Modern timber bridges have shown that timber is a durable option for primary structural members in highway bridges and can perform satisfactorily for 50 years or longer when properly designed, fabricated and maintained. However, various cost assumptions have indicated that timber bridges are more expensive than concrete bridges. This project was undertaken to better understand the benefits and costs of using timber bridges as a viable substitute for other bridge construction materials and designs. Two demonstration construction projects were completed to develop comparative information. A steel girder with a transverse glulam deck bridge with a curbless, crash-tested railing system was built, and a spike-laminated longitudinal deck bridge was constructed. Both projects were completed and allowed for a good comparison to be developed both in terms of project-specific cost and the time required for bridge construction completion. These projects showed that the main advantage of a timber bridge is the speed of superstructure construction with the other costs similar to that of other materials.
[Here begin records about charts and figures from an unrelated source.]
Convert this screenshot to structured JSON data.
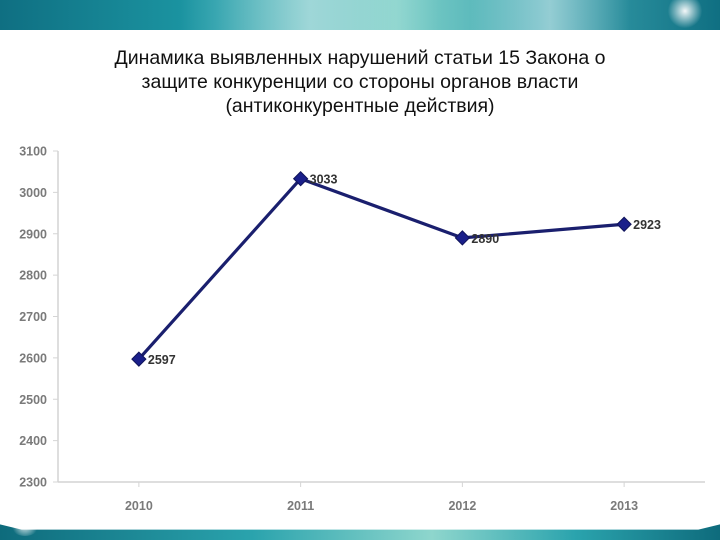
{
  "slide": {
    "title": "Динамика выявленных нарушений статьи 15 Закона о\nзащите конкуренции со стороны органов власти\n(антиконкурентные действия)"
  },
  "colors": {
    "series_line": "#1a1f6e",
    "marker": "#1a1f8a",
    "banner_teal": "#1d9aa6"
  },
  "chart_data": {
    "type": "line",
    "title": "",
    "xlabel": "",
    "ylabel": "",
    "categories": [
      "2010",
      "2011",
      "2012",
      "2013"
    ],
    "series": [
      {
        "values": [
          2597,
          3033,
          2890,
          2923
        ]
      }
    ],
    "data_labels": [
      "2597",
      "3033",
      "2890",
      "2923"
    ],
    "yticks": [
      "2300",
      "2400",
      "2500",
      "2600",
      "2700",
      "2800",
      "2900",
      "3000",
      "3100"
    ],
    "ylim": [
      2300,
      3100
    ],
    "grid": false,
    "legend": "none",
    "marker": "diamond"
  }
}
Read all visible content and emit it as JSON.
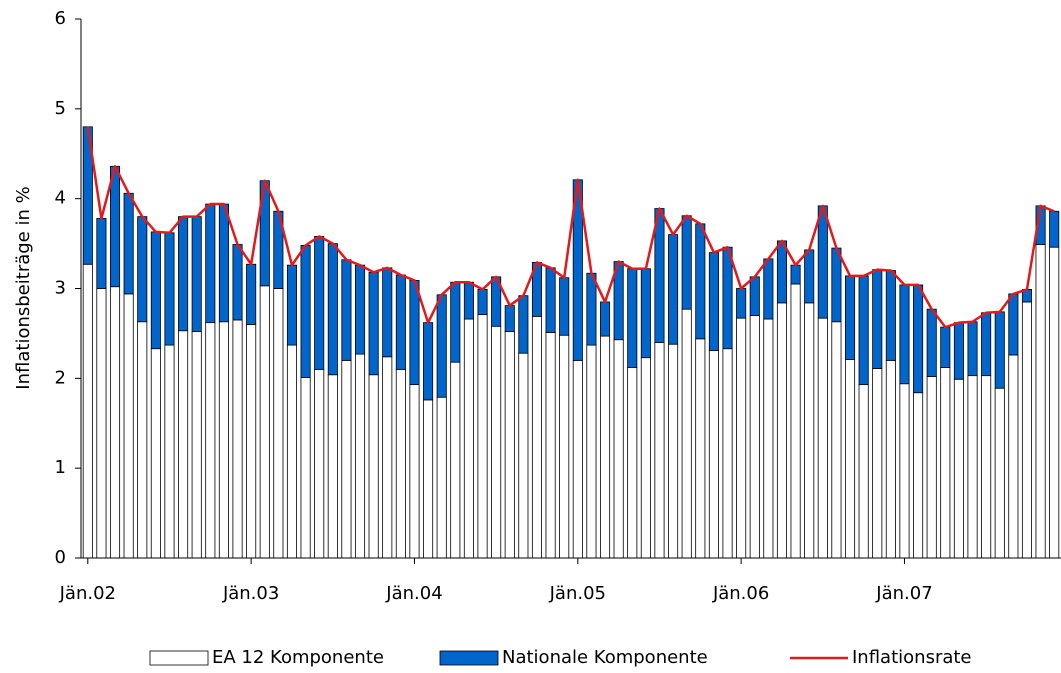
{
  "chart_data": {
    "type": "bar",
    "stacked": true,
    "ylabel": "Inflationsbeiträge in %",
    "categories": [
      "Jän.02",
      null,
      null,
      null,
      null,
      null,
      null,
      null,
      null,
      null,
      null,
      null,
      "Jän.03",
      null,
      null,
      null,
      null,
      null,
      null,
      null,
      null,
      null,
      null,
      null,
      "Jän.04",
      null,
      null,
      null,
      null,
      null,
      null,
      null,
      null,
      null,
      null,
      null,
      "Jän.05",
      null,
      null,
      null,
      null,
      null,
      null,
      null,
      null,
      null,
      null,
      null,
      "Jän.06",
      null,
      null,
      null,
      null,
      null,
      null,
      null,
      null,
      null,
      null,
      null,
      "Jän.07",
      null,
      null,
      null,
      null,
      null,
      null,
      null,
      null,
      null,
      null,
      null
    ],
    "ylim": [
      0,
      6
    ],
    "yticks": [
      0,
      1,
      2,
      3,
      4,
      5,
      6
    ],
    "series": [
      {
        "name": "EA 12 Komponente",
        "type": "bar",
        "color": "#ffffff",
        "values": [
          3.27,
          3.0,
          3.02,
          2.94,
          2.63,
          2.33,
          2.37,
          2.53,
          2.52,
          2.62,
          2.63,
          2.65,
          2.6,
          3.03,
          3.0,
          2.37,
          2.01,
          2.1,
          2.04,
          2.2,
          2.27,
          2.04,
          2.24,
          2.1,
          1.93,
          1.76,
          1.79,
          2.18,
          2.66,
          2.71,
          2.58,
          2.52,
          2.28,
          2.69,
          2.51,
          2.48,
          2.2,
          2.37,
          2.47,
          2.43,
          2.12,
          2.23,
          2.4,
          2.38,
          2.77,
          2.44,
          2.31,
          2.33,
          2.67,
          2.7,
          2.66,
          2.84,
          3.05,
          2.84,
          2.67,
          2.63,
          2.21,
          1.93,
          2.11,
          2.2,
          1.94,
          1.84,
          2.02,
          2.12,
          1.99,
          2.03,
          2.03,
          1.89,
          2.26,
          2.85,
          3.49,
          3.46
        ]
      },
      {
        "name": "Nationale Komponente",
        "type": "bar",
        "color": "#0066cc",
        "values": [
          1.53,
          0.78,
          1.34,
          1.12,
          1.17,
          1.3,
          1.25,
          1.27,
          1.28,
          1.32,
          1.31,
          0.84,
          0.67,
          1.17,
          0.86,
          0.89,
          1.47,
          1.48,
          1.46,
          1.12,
          0.99,
          1.14,
          0.99,
          1.05,
          1.16,
          0.86,
          1.14,
          0.89,
          0.41,
          0.28,
          0.55,
          0.29,
          0.64,
          0.6,
          0.72,
          0.64,
          2.01,
          0.8,
          0.38,
          0.87,
          1.1,
          0.99,
          1.49,
          1.22,
          1.04,
          1.28,
          1.09,
          1.13,
          0.33,
          0.43,
          0.67,
          0.69,
          0.21,
          0.59,
          1.25,
          0.82,
          0.93,
          1.21,
          1.1,
          1.0,
          1.1,
          1.2,
          0.75,
          0.45,
          0.63,
          0.6,
          0.7,
          0.85,
          0.68,
          0.14,
          0.43,
          0.4
        ]
      },
      {
        "name": "Inflationsrate",
        "type": "line",
        "color": "#e31a1c",
        "values": [
          4.8,
          3.78,
          4.36,
          4.06,
          3.8,
          3.63,
          3.62,
          3.8,
          3.8,
          3.94,
          3.94,
          3.49,
          3.27,
          4.2,
          3.86,
          3.26,
          3.48,
          3.58,
          3.5,
          3.32,
          3.26,
          3.18,
          3.23,
          3.15,
          3.09,
          2.62,
          2.93,
          3.07,
          3.07,
          2.99,
          3.13,
          2.81,
          2.92,
          3.29,
          3.23,
          3.12,
          4.21,
          3.17,
          2.85,
          3.3,
          3.22,
          3.22,
          3.89,
          3.6,
          3.81,
          3.72,
          3.4,
          3.46,
          3.0,
          3.13,
          3.33,
          3.53,
          3.26,
          3.43,
          3.92,
          3.45,
          3.14,
          3.14,
          3.21,
          3.2,
          3.04,
          3.04,
          2.77,
          2.57,
          2.62,
          2.63,
          2.73,
          2.74,
          2.94,
          2.99,
          3.92,
          3.86
        ]
      }
    ]
  }
}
It is clear from previous case studies, interviews with engineers, contractors, and suppliers, and the projects that timber superstructures can be installed within days to weeks, compared to months for other materials.

Keywords

Wooden bridges, highway bridges, timber, timber construction

Citation

Brashaw, Brian; Wacker, James; Fosnacht, Don; Aro, Matt; Young, Matthew; Vatalaro, Robert. 2020. Development of cost-competitive timber bridge designs for long-term performance. Report No. MN 2020-16. St. Paul, MN: Minnesota Department of Transportation. 415 p.